The systems and systems’ capabilities aspect of the work is dedicated to the analysis and evaluation of possible levels of interoperability and the means to attain such interoperability among respective NATO-Russian TMD systems in a methodical step-by-step approach. The key technical domains include the command and control and the early warning dimensions of defence against missile attack.

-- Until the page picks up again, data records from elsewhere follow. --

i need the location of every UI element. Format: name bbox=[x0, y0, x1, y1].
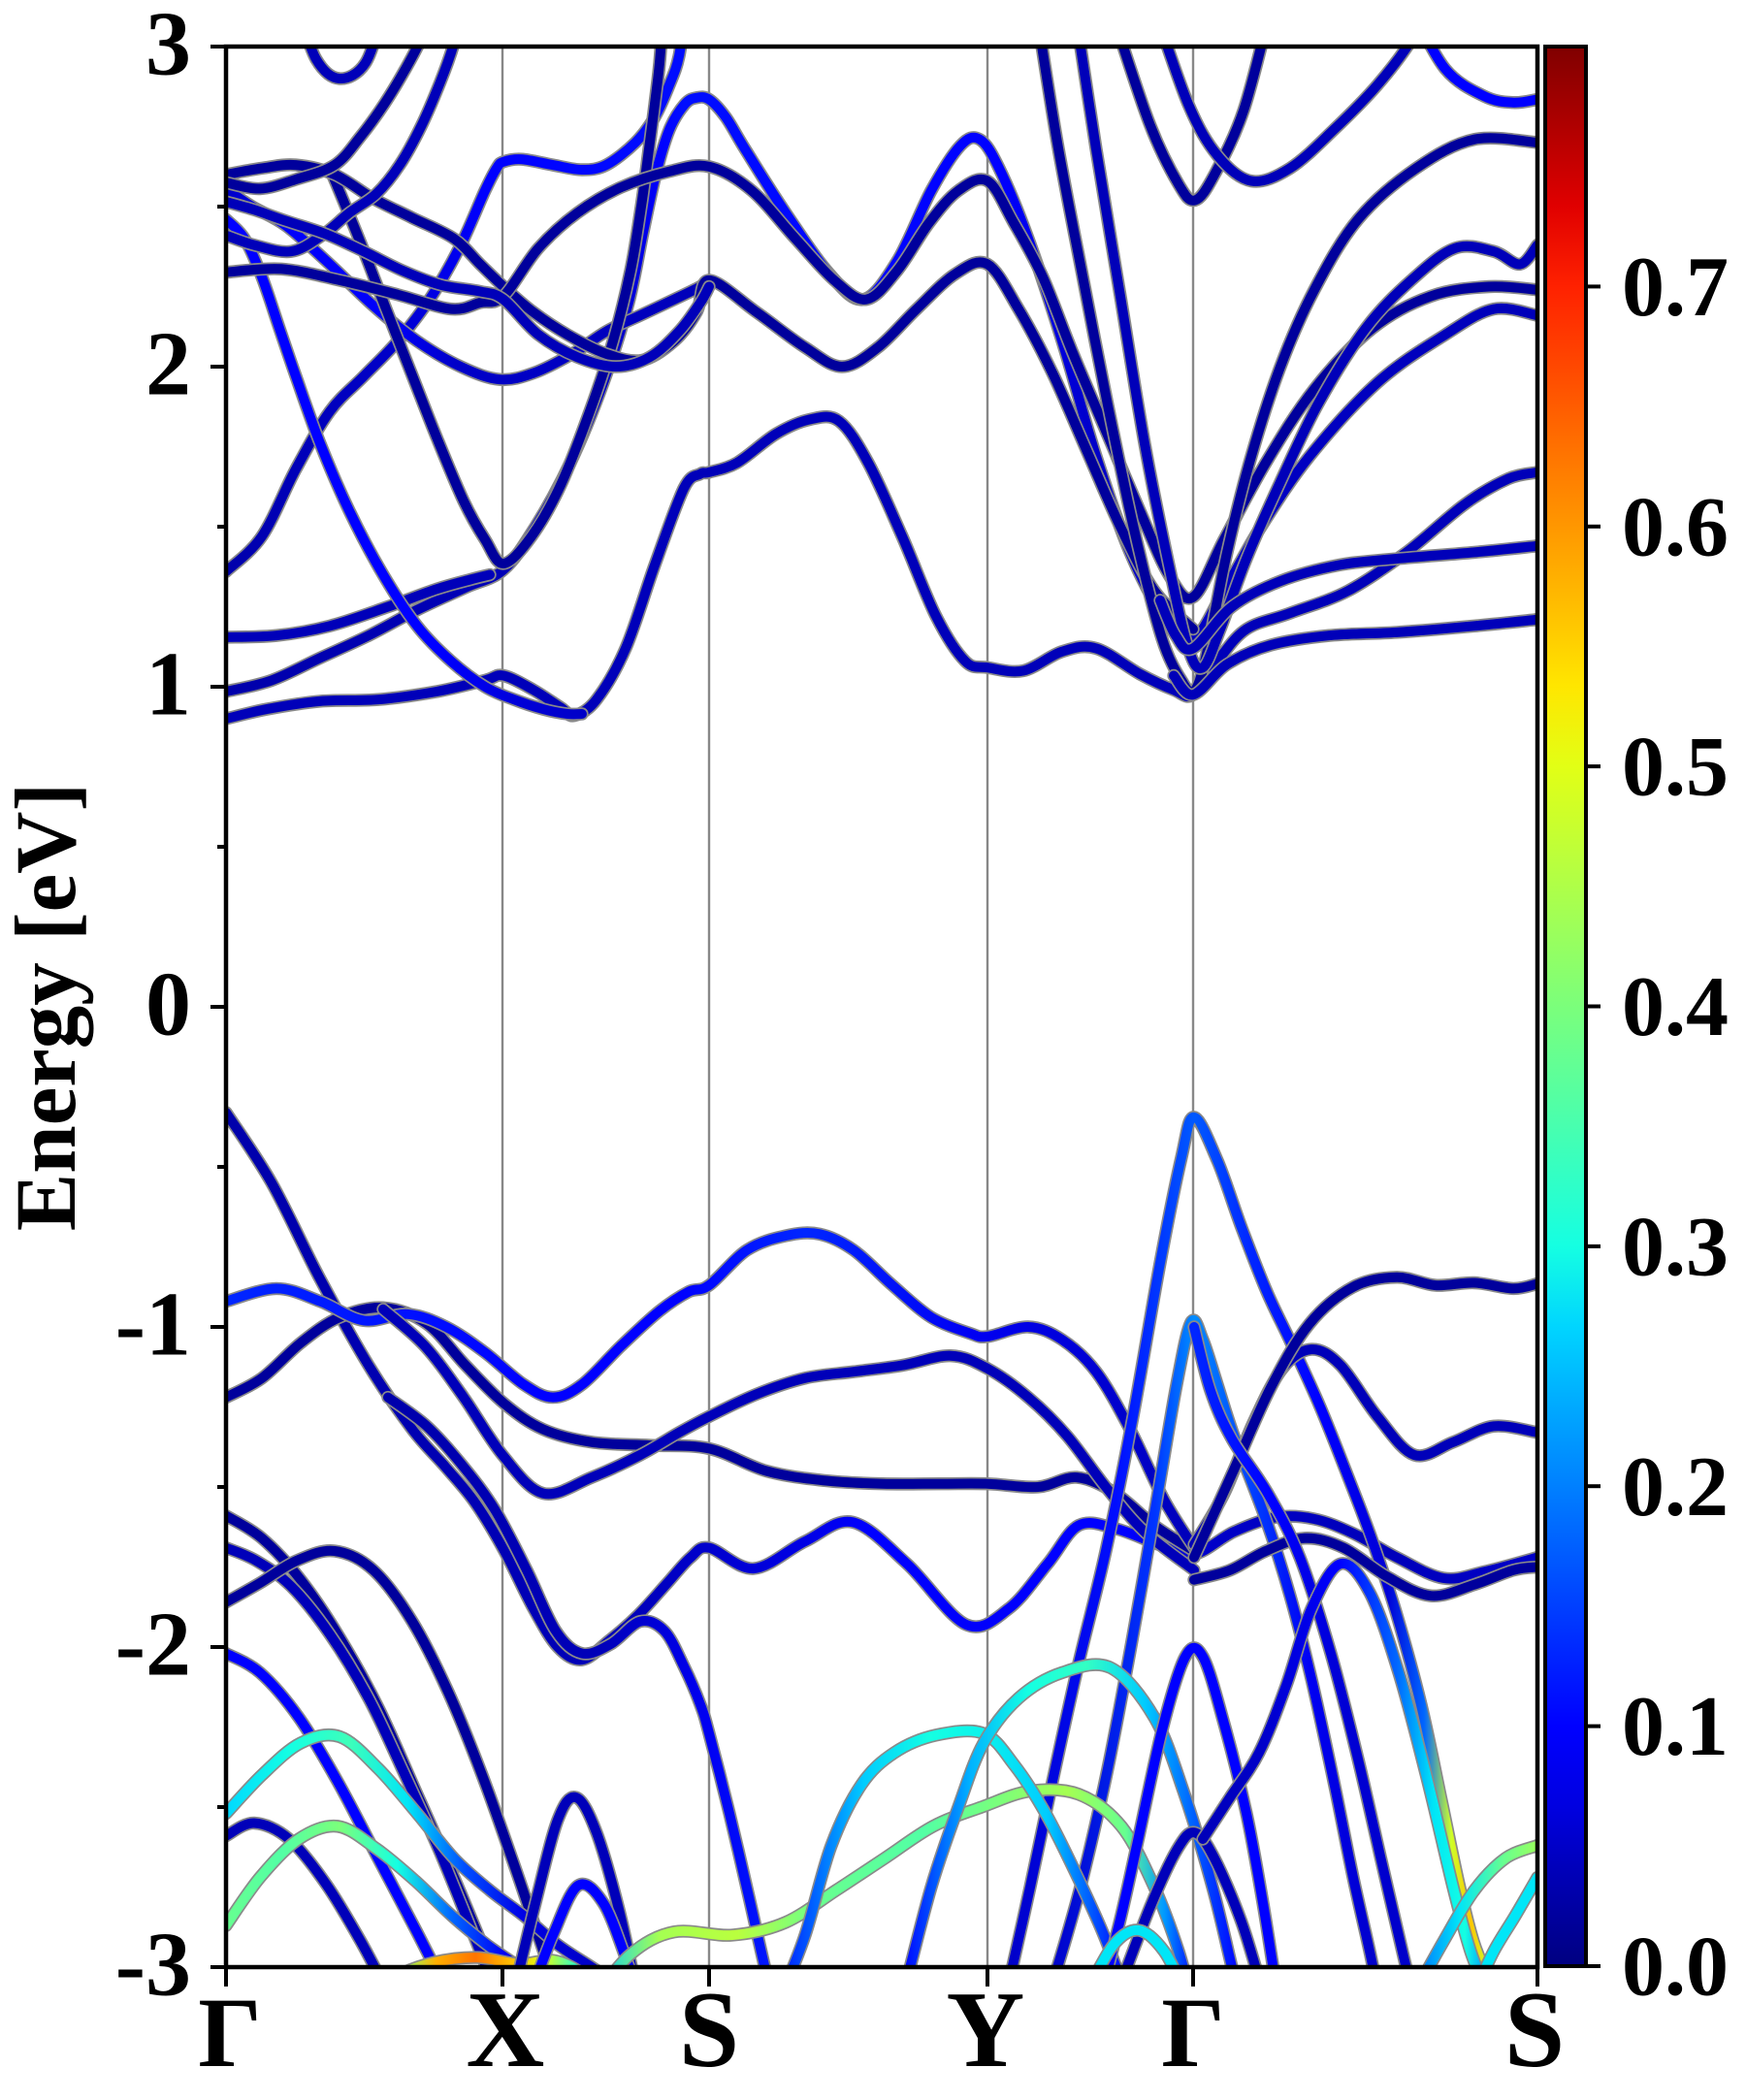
svg-text:0.4: 0.4 bbox=[1622, 960, 1729, 1054]
svg-text:0.3: 0.3 bbox=[1622, 1200, 1729, 1294]
svg-text:-1: -1 bbox=[115, 1275, 191, 1375]
svg-text:Γ: Γ bbox=[198, 1978, 262, 2088]
svg-text:0: 0 bbox=[146, 954, 191, 1055]
svg-text:S: S bbox=[1504, 1970, 1565, 2090]
svg-text:0.0: 0.0 bbox=[1622, 1921, 1729, 2015]
svg-text:Γ: Γ bbox=[1161, 1978, 1225, 2088]
svg-text:-3: -3 bbox=[115, 1915, 191, 2016]
svg-text:0.7: 0.7 bbox=[1622, 241, 1729, 335]
svg-text:X: X bbox=[467, 1970, 545, 2090]
svg-text:S: S bbox=[679, 1970, 739, 2090]
svg-text:2: 2 bbox=[146, 314, 191, 415]
svg-text:-2: -2 bbox=[115, 1595, 191, 1696]
svg-text:0.6: 0.6 bbox=[1622, 480, 1729, 574]
svg-text:0.1: 0.1 bbox=[1622, 1680, 1729, 1774]
svg-text:Y: Y bbox=[947, 1970, 1025, 2090]
svg-text:3: 3 bbox=[146, 0, 191, 95]
svg-text:1: 1 bbox=[146, 634, 191, 735]
svg-text:0.2: 0.2 bbox=[1622, 1440, 1729, 1535]
svg-text:0.5: 0.5 bbox=[1622, 721, 1729, 815]
svg-text:Energy [eV]: Energy [eV] bbox=[0, 783, 94, 1231]
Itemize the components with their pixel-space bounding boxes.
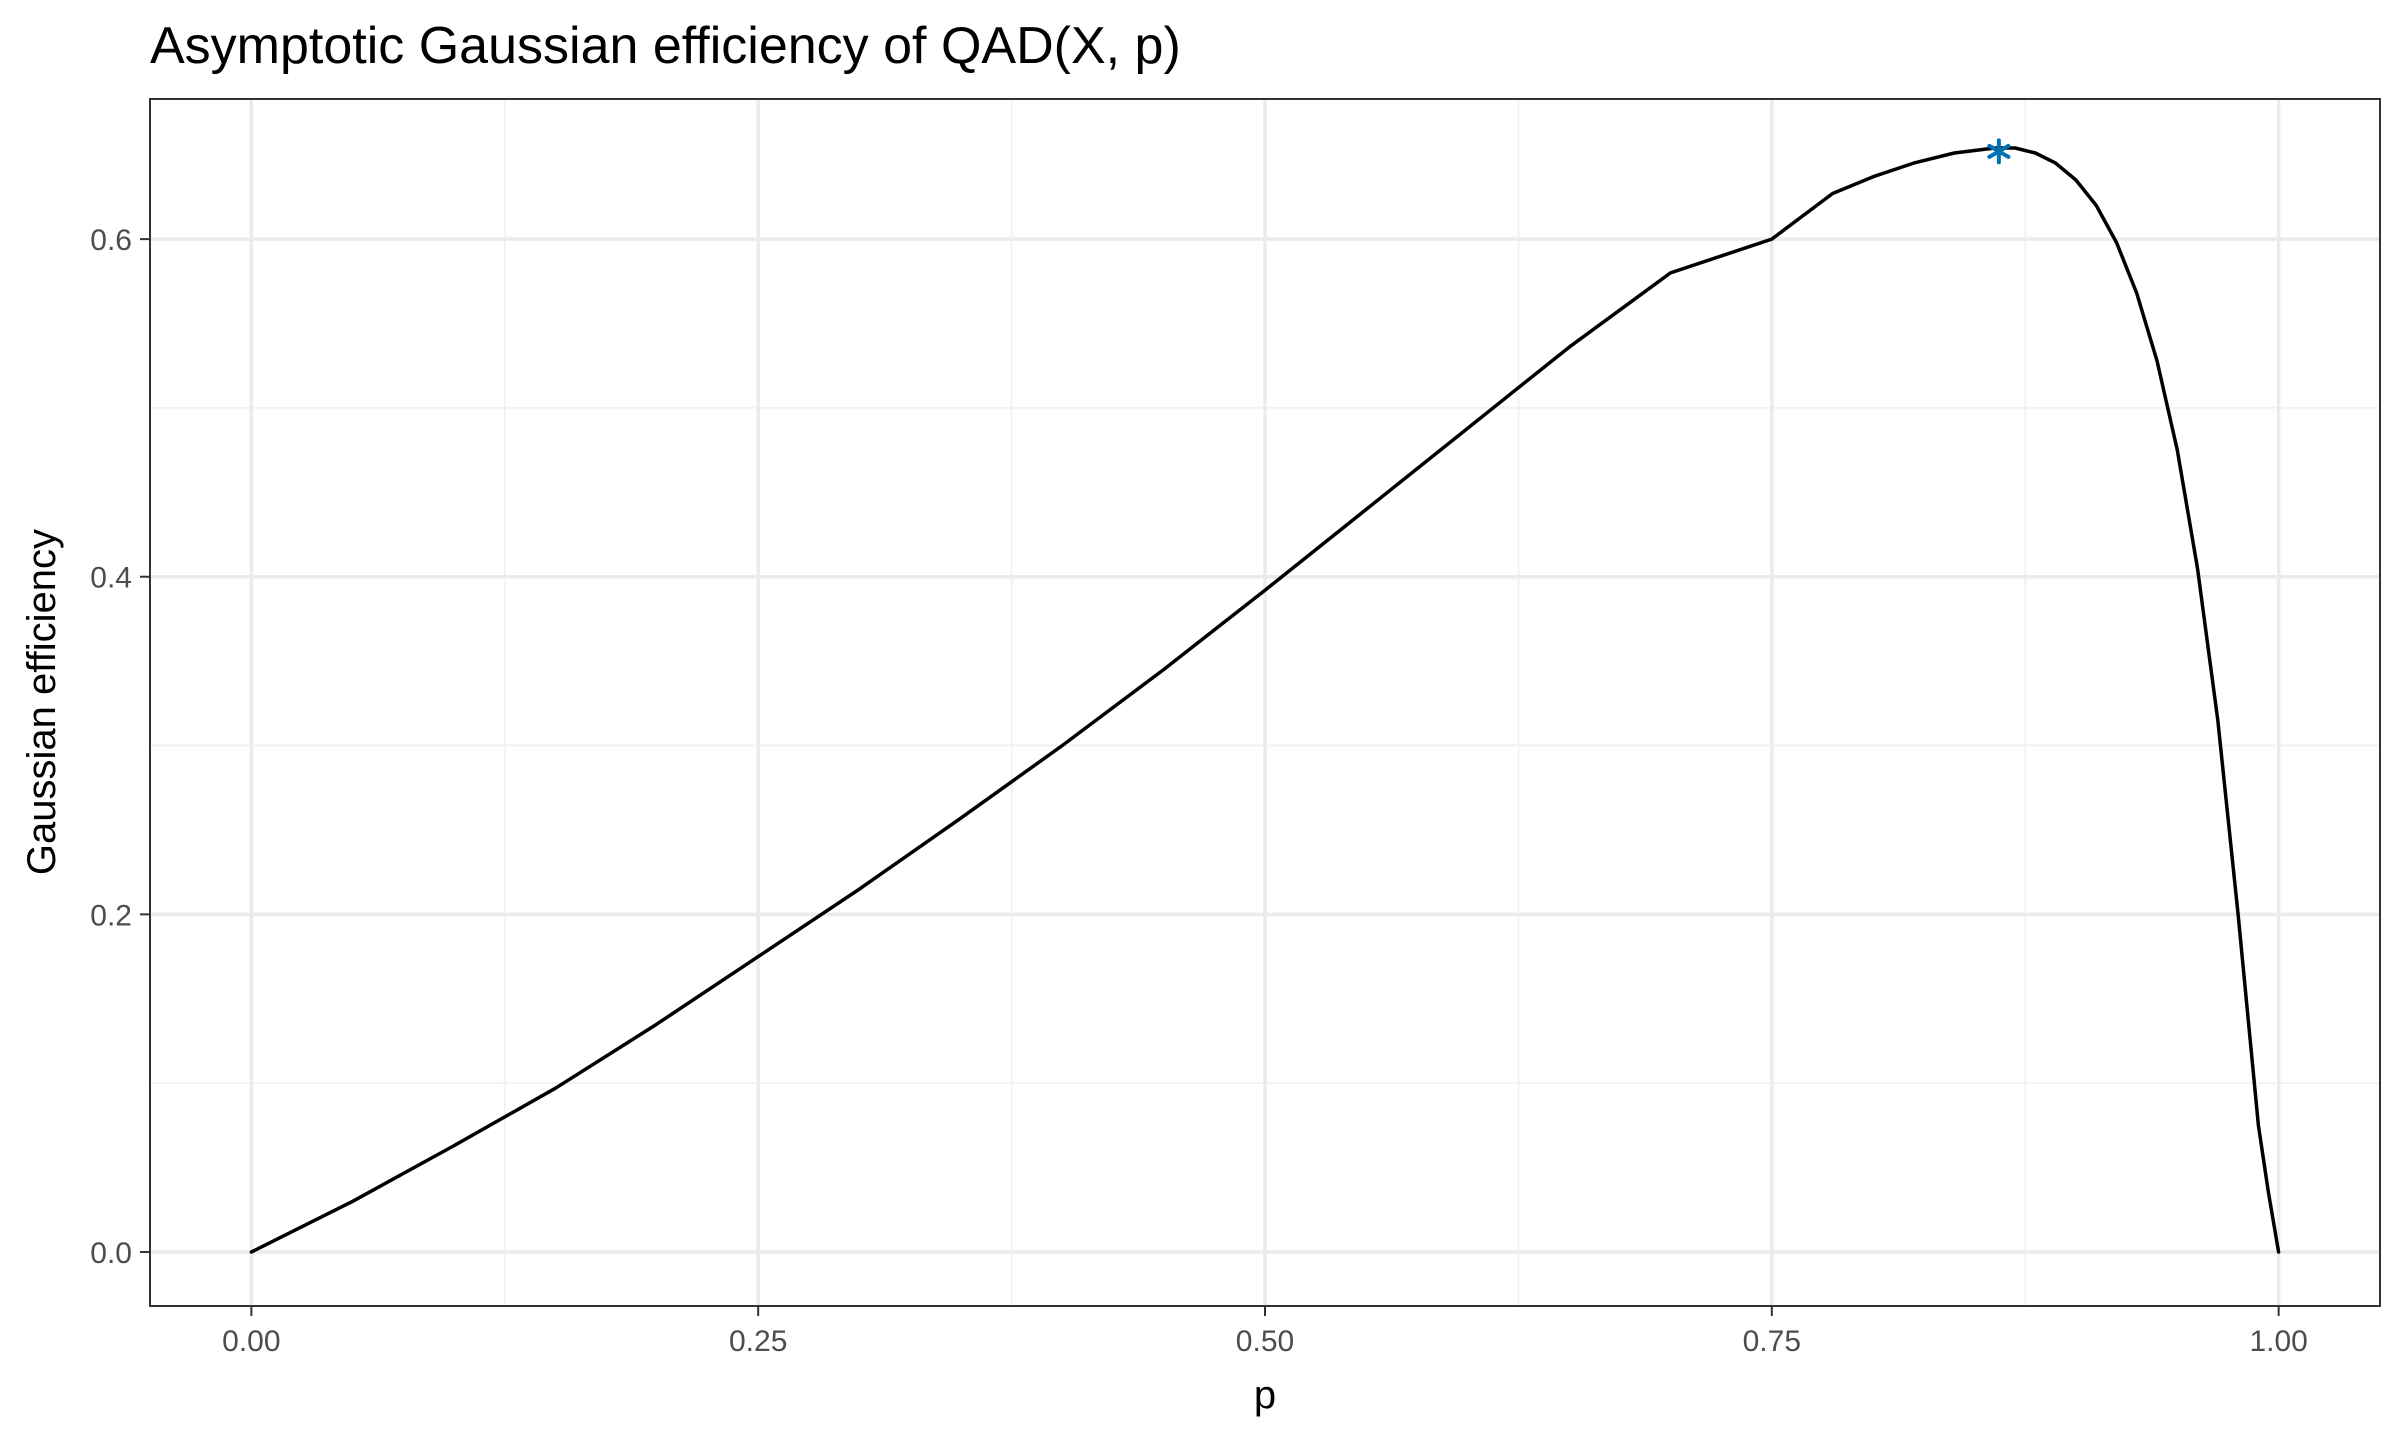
major-grid bbox=[150, 99, 2380, 1306]
x-tick-label: 0.50 bbox=[1236, 1325, 1294, 1358]
efficiency-curve bbox=[249, 146, 2281, 1254]
x-tick-label: 1.00 bbox=[2249, 1325, 2307, 1358]
x-tick-label: 0.75 bbox=[1743, 1325, 1801, 1358]
annotation-layer bbox=[1987, 138, 2011, 165]
x-axis: 0.00 0.25 0.50 0.75 1.00 bbox=[222, 1306, 2308, 1358]
series-layer bbox=[249, 146, 2281, 1254]
x-tick-label: 0.00 bbox=[222, 1325, 280, 1358]
chart-title: Asymptotic Gaussian efficiency of QAD(X,… bbox=[150, 17, 1181, 75]
y-tick-label: 0.0 bbox=[90, 1237, 132, 1270]
max-efficiency-marker bbox=[1987, 138, 2011, 165]
y-tick-label: 0.6 bbox=[90, 224, 132, 257]
x-axis-title: p bbox=[1254, 1373, 1276, 1417]
y-tick-label: 0.4 bbox=[90, 562, 132, 595]
marker-stroke bbox=[1987, 143, 2011, 159]
y-axis-title: Gaussian efficiency bbox=[20, 529, 64, 875]
y-tick-label: 0.2 bbox=[90, 899, 132, 932]
y-axis: 0.0 0.2 0.4 0.6 bbox=[90, 224, 150, 1270]
x-tick-label: 0.25 bbox=[729, 1325, 787, 1358]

To put those joint concepts to the test in a practical way, the training and exercise team must ultimately develop an operationally realistic TMD joint exercise. This part of the work would also benefit from the shared experience of Russian – United States’ TMD practical co-operation, in particular Command Post Exercises which, in recent years, have been organised biennially.

Co-operative Way Forward

Defence against theatre missile attacks is just one area in which NATO-Russia co-operation in the field of armaments magnifies our individual technical capacities to combat a common and dangerous threat. I believe that all 20 Nations in the NATO-Russia Council understand that we can ill afford to fail in that task. We live in an historic and exciting time of challenge and promise. After decades of confrontation and mistrust, today’s new security realities present us with a unique opportunity to construct a NATO-Russia relationship based on mutual trust, transparency and shared responsibilities. Those new qualities in our relationship will inevitably be strengthened, as we increasingly rely on one another in overcoming common threats. I have every confidence that our new and important co-operation in Theatre Missile Defence will add momentum to our efforts to build a durable security framework for the Euro-Atlantic region, on the essential foundation of true NATO -Russia partnership.